I recently had a dinner with a friend who works outside of the marketing industry. As I sent a Snap of my cheeseburger to a friend (yes, I’m guilty of that) he asked why I was taking a picture of my food and if I was going to “Insta-frame it or whatever.”

Now, I understand that this is an extreme case, but I could only stare in mortification as I realized how completely out of touch he was with social media.

The rise of social networking as a marketing tool is old news to those of us running brand accounts, but we tend to forget that consumers don’t view social media like we do.

For example, Pew released a study on Monday that revealed what percent of the US population has a Twitter account and what percent of Twitter users go there for news.  Care to venture a guess?

As a marketer, I would expect that number to be incredibly high. Twitter and Facebook are the two strongest social networks right now. 77 percent of Fortune 500 companies use Twitter and 70 percent use Facebook. Surely the brands are just going where the users are?

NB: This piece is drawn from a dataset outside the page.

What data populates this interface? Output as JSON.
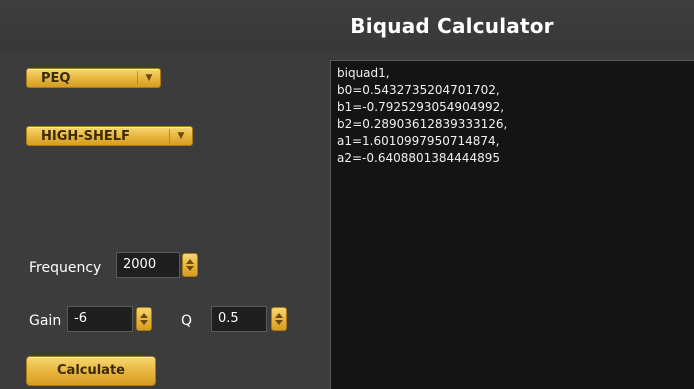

Well, Pew found that only 16 percent of American adults use Twitter, and only eight percent use Twitter as a news source.

Last May, Fast Company published an infographic that compared social media use of marketers to social media use by the general public. The numbers were pretty drastic. 16 percent of the general population might be on Twitter, but 92 percent of marketers use it.

Oh, and you know how we always joke that the only people on Google+ are marketers? That’s kind of true. 61 percent of marketers are on Google+ but only 23 percent of the general population uses it. Scarily, 71 percent of marketers pay attention to brands on Facebook, but only 23 percent of the general population does.

This is the bubble that marketers live in. We (I say we because I’m equally guilty of this) tend to get sucked into the strategy of marketing instead of living in the trenches with our pulse on consumers.

So what’s a marketer to do?

Don’t pigeon-hole customer communication. 

Some industries – like flower companies – thrive on handling customer service issues on Twitter, but they also have an email address and contact form on their site. Some people even want to pick up the phone and contact a real person. Give your customers options for contacting you. If they’re comfortable in the platform they’ll be calmer and more understanding with your solutions.

Follow your audience.

Your audience won’t come to you. At least, they won’t create a Twitter account just to read your updates. Talk to your customers and learn how they communicate. The easiest way to determine whether you’re meeting their needs is to ask them.

The good news is that marketers are chronic early-adopters. We all jump on trends and new sites or risk getting left behind. Eventually the general population will catch up to us, it might just take a little longer than we think.